The Dinner Game (Le Dîner de Cons) Made in: France Language: French Director: Francis Veber Starring: Jacques Villeret, Thierry Lhermitte, Alexandra Vandernoot, Francis Huster, Daniel Prévost, Catherine Frot Year: 1998
Synopsis: Wealthy publisher Pierre Brochant (Thierry Lhermitte) and his snobbish intellectual friends play a demeaning game, the object of which is to see who can invite the most idiotic guest to their weekly dinner party.
Brochant believes he's found the perfect idiot in François Pignon, a frumpy, affable tax auditor with a talent for making scale models of famous landmarks out of nothing but matchsticks.

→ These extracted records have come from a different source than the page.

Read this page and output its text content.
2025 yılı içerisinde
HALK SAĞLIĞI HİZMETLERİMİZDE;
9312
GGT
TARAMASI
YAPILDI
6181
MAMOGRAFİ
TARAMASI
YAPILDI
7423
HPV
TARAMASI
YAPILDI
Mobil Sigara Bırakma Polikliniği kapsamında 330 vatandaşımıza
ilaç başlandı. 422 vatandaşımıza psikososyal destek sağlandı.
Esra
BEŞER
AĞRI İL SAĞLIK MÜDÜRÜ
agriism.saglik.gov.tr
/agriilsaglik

After sustaining a back injury, Brochant finds himself stuck at home with the talkative Pignon. From there, the evening takes an unexpected turn when Brochant's wife Christine (Alexandra Vandernoot) decides to leave him.
Distraught and wanting to win her back, Brochant finds himself reluctantly turning to his dinner idiot for help. However, simple plans go awry as the situation gradually snowballs into a series of misadventures involving Brochant's mistress (Catherine Frot), his best friend Leblanc (Francis Huster), and Pignon's fellow auditor Lucien (Daniel Prévost).

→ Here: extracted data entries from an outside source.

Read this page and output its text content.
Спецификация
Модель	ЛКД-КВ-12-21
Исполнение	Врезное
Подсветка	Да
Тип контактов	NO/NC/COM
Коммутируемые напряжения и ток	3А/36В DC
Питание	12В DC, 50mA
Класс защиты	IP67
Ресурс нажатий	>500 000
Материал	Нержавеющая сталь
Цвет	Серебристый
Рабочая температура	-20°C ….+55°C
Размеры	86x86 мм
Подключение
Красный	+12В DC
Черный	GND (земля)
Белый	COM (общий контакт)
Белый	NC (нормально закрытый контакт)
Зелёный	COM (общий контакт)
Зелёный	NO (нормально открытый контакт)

Remarks: The Dinner Game was originally a play written by Francis Veber, who also directed this film adaptation. Veber later directed the acclaimed French movie
The Closet (Le Placard),
and his style of comedy is certainly apparent in this one. The Dinner Game is a very entertaining, and often hilarious story that's also a substantive commentary on friendship, the lengths we go to for love, and the extreme measures we take to escape suffering.
The convoluted storyline is likely to keep you engrossed, and the plot twists are perfectly timed, unpredictable, and very funny.

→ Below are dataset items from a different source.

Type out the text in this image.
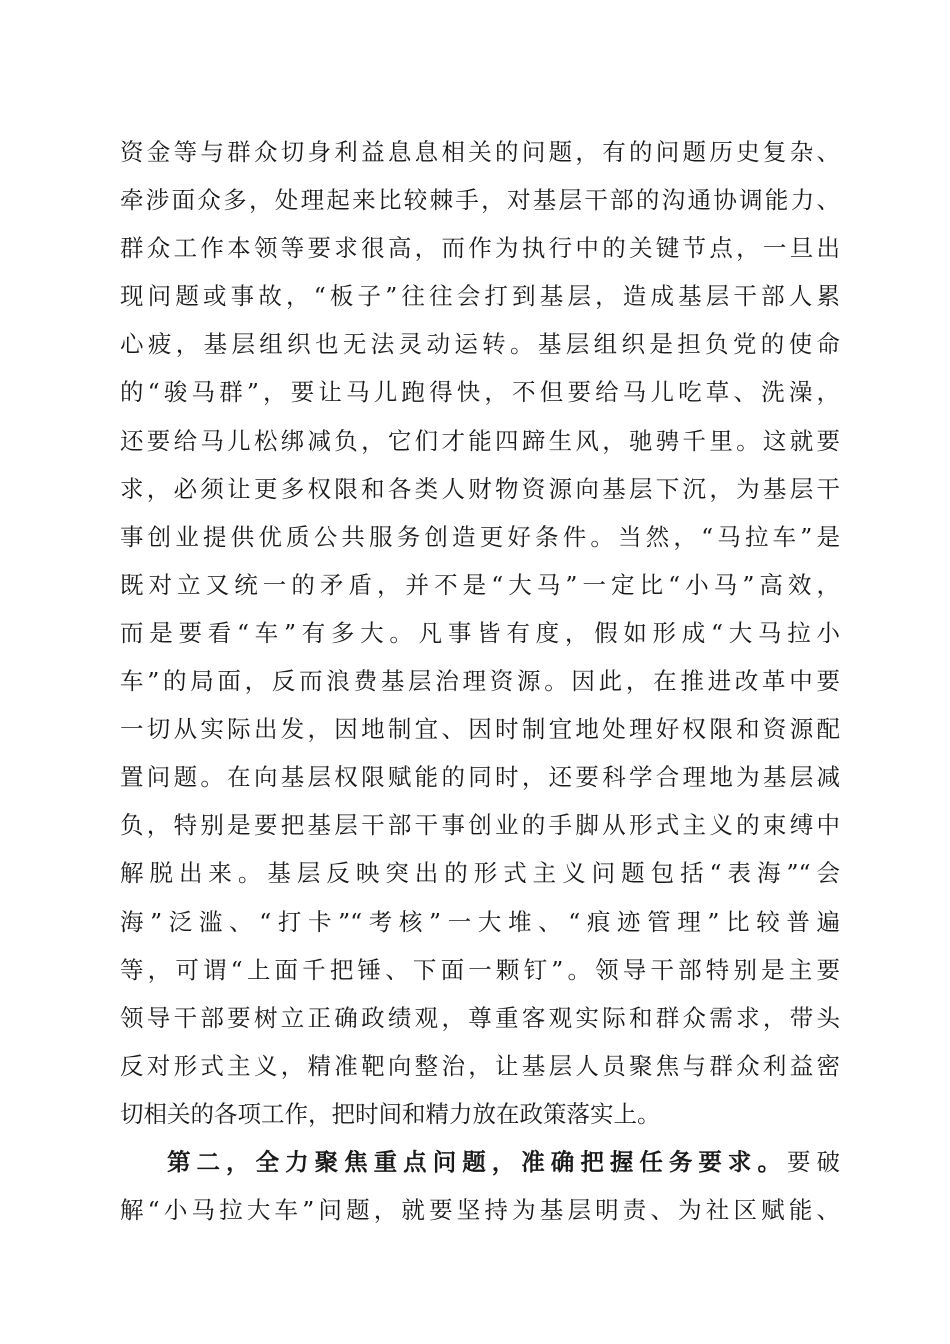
资金等与群众切身利益息息相关的问题，有的问题历史复杂、
牵涉面众多，处理起来比较棘手，对基层干部的沟通协调能力、
群众工作本领等要求很高，而作为执行中的关键节点，一旦出
现问题或事故，“板子”往往会打到基层，造成基层干部人累
心疲，基层组织也无法灵动运转。基层组织是担负党的使命
的“骏马群”，要让马儿跑得快，不但要给马儿吃草、洗澡，
还要给马儿松绑减负，它们才能四蹄生风，驰骋千里。这就要
求，必须让更多权限和各类人财物资源向基层下沉，为基层干
事创业提供优质公共服务创造更好条件。当然，“马拉车”是
既对立又统一的矛盾，并不是“大马”一定比“小马”高效，
而是要看“车”有多大。凡事皆有度，假如形成“大马拉小
车”的局面，反而浪费基层治理资源。因此，在推进改革中要
一切从实际出发，因地制宜、因时制宜地处理好权限和资源配
置问题。在向基层权限赋能的同时，还要科学合理地为基层减
负，特别是要把基层干部干事创业的手脚从形式主义的束缚中
解脱出来。基层反映突出的形式主义问题包括“表海”“会
海”泛滥、“打卡”“考核”一大堆、“痕迹管理”比较普遍
等，可谓“上面千把锤、下面一颗钉”。领导干部特别是主要
领导干部要树立正确政绩观，尊重客观实际和群众需求，带头
反对形式主义，精准靶向整治，让基层人员聚焦与群众利益密
切相关的各项工作，把时间和精力放在政策落实上。
第二，全力聚焦重点问题，准确把握任务要求。要破
解“小马拉大车”问题，就要坚持为基层明责、为社区赋能、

The characters are very well crafted and the chemistry between the actors is great as the cast brings a strong theatrical energy into the mix. Most memorable of all is the highly expressive Jacques Villeret as the well-meaning but dense Pignon, who, despite his simple nature, is full of psychological complexities.
This is a smart, classy comedy that seems geared towards some of the very same types of intelligent people that it openly criticizes. It's a lesson in humility that never becomes preachy, and offers amusing insights about the strange bond between suffering, love, and humor.
Who would like this movie: This movie is for smart people who aren't afraid to laugh at themselves, and who understand that being smart isn't everything (and certainly no guarantee of happiness). The humor touches upon many common themes, so even if you haven't been exposed to many foreign films, The Dinner Game should definitely get a rise out of you.